Георгий Петрович насторожился: «Чего это она там не хочет?.. Столь активно?..»
С желанием, точнее — нежеланием девицы, видать, не посчитались, потому что через минуту она буквально заголосила:
— Не лезьте!.. Пустите!.. Идиоты! Скоты! Мамочка!.. Аааа! Оооо!
Георгий Петрович содрогнулся от внезапной догадки; да ведь это же… девчушку бесчестят! В каких- то тридцати метрах от него…

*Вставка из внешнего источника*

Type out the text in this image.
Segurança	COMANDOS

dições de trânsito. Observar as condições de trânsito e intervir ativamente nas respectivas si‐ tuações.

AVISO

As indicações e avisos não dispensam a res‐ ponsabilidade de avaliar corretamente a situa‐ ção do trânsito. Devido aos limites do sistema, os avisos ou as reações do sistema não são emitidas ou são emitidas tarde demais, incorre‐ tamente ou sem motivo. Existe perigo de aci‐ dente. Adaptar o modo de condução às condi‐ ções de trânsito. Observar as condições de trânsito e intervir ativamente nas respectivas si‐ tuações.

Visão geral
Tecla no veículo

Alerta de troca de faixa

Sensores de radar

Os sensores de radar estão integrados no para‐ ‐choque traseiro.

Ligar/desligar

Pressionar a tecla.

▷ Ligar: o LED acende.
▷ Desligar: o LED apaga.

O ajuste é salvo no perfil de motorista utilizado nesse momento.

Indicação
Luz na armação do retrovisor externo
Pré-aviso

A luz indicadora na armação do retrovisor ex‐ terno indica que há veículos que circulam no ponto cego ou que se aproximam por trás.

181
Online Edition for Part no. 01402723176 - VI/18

— Эй, там! — крикнул он благородным, поставленным голосом. — Немедленно прекратите! Оставьте девушку! Как не стыдно пользоваться грубой мужской силой!
В ответ на эти высокопарные слова Жмыхова покрыли из кустов многоэтажным художественным матом, с подробным указанием направления, в котором ему следует двигаться. И после небольшой паузы возня, хруст веток, мычание и вопли возобновились.
В ближайших дачах попросыпались чуткие старушки. Слегка отодвинув оконные занавески, прильнув к стеклам призрачными лицами, они всматривались в предрассветный сумрак. Выйти из дому, однако, никто не отважился.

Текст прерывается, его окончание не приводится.